Gawaiku berdering. Menampilkan sebuah pesan dengan nomor asing.
[Ros?]
Aku tidak langsung menjawab, mencoba memeriksa foto profil yang ia pakai, sambil mengingat wajah yang ada di sana.
[Rangga?]
[Iya, gue.]
[Tau nomorku dari mana?]
[Indi. Sibuk nggak? Gue mau minta tolong. Urgent banget!]
[Minta tolong apa?]
[Bisa ke rumah gue? Sekarang. Gue jemput deh.

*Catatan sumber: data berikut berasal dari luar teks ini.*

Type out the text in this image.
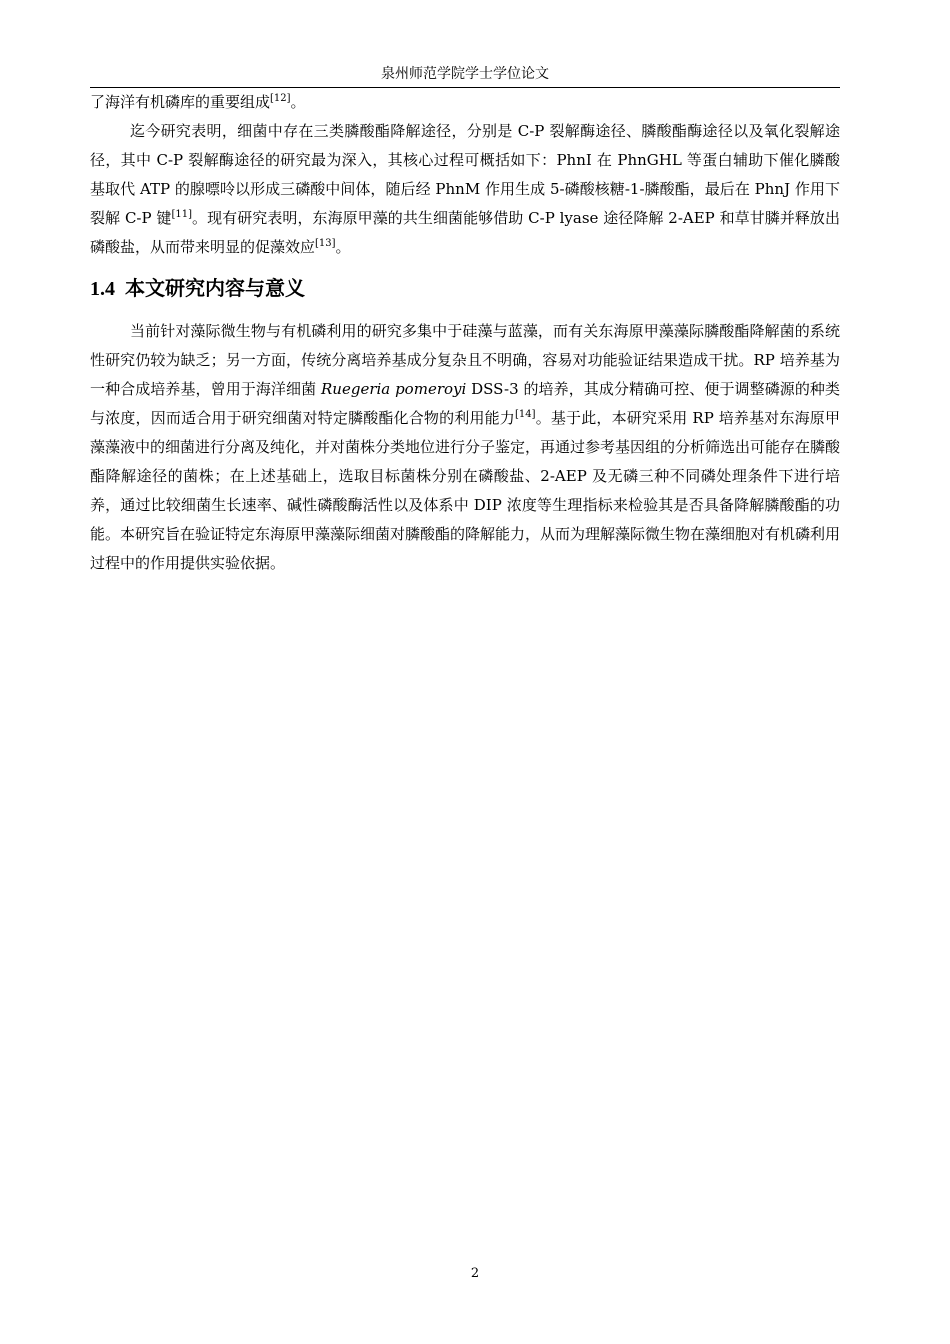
泉州师范学院学士学位论文

了海洋有机磷库的重要组成[12]。

迄今研究表明，细菌中存在三类膦酸酯降解途径，分别是 C-P 裂解酶途径、膦酸酯酶途径以及氧化裂解途径，其中 C-P 裂解酶途径的研究最为深入，其核心过程可概括如下：PhnI 在 PhnGHL 等蛋白辅助下催化膦酸基取代 ATP 的腺嘌呤以形成三磷酸中间体，随后经 PhnM 作用生成 5-磷酸核糖-1-膦酸酯，最后在 PhnJ 作用下裂解 C-P 键[11]。现有研究表明，东海原甲藻的共生细菌能够借助 C-P lyase 途径降解 2-AEP 和草甘膦并释放出磷酸盐，从而带来明显的促藻效应[13]。

1.4 本文研究内容与意义

当前针对藻际微生物与有机磷利用的研究多集中于硅藻与蓝藻，而有关东海原甲藻藻际膦酸酯降解菌的系统性研究仍较为缺乏；另一方面，传统分离培养基成分复杂且不明确，容易对功能验证结果造成干扰。RP 培养基为一种合成培养基，曾用于海洋细菌 Ruegeria pomeroyi DSS-3 的培养，其成分精确可控、便于调整磷源的种类与浓度，因而适合用于研究细菌对特定膦酸酯化合物的利用能力[14]。基于此，本研究采用 RP 培养基对东海原甲藻藻液中的细菌进行分离及纯化，并对菌株分类地位进行分子鉴定，再通过参考基因组的分析筛选出可能存在膦酸酯降解途径的菌株；在上述基础上，选取目标菌株分别在磷酸盐、2-AEP 及无磷三种不同磷处理条件下进行培养，通过比较细菌生长速率、碱性磷酸酶活性以及体系中 DIP 浓度等生理指标来检验其是否具备降解膦酸酯的功能。本研究旨在验证特定东海原甲藻藻际细菌对膦酸酯的降解能力，从而为理解藻际微生物在藻细胞对有机磷利用过程中的作用提供实验依据。

2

Atau naik ojek aja, nanti duitnya gue ganti. Buruan ya, Ros.]
[Heh? Mau ngapain? Ada apa sih?]
[Tolong cek Nin gue. Dia kenapa ini? Kesurupan atau apa? Gue video call, ya.]
Belum sempat aku menjawab, dia sudah menelponku. Tanpa ragu aku segera menggeser layar ke atas. Wajah Rangga terlihat jelas di sana. Tersenyum, sambil sesekali memperhatikan sekitarnya.
"Hehe. Maaf, ya. Ganggu. Coba kamu cek deh."
Layar ponsel berganti. Menampilkan keadaan sekitar rumahnya. Ia berjalan mendekati sebuah kamar dengan beberapa orang di dalamnya. Aku hanya diam, sambil terus memperhatikan kondisi ruangan itu, juga nenek Rangga yang sedang meracau tidak jelas menggunakan bahasa sunda, yang tidak kupahami sama sekali.
"Gimana?" tanya Rangga, berbisik. Ia lantas mundur dan mengganti layar ponsel dengan dirinya. Rangga terus berjalan dan berakhir dengan menutup pintu kamar.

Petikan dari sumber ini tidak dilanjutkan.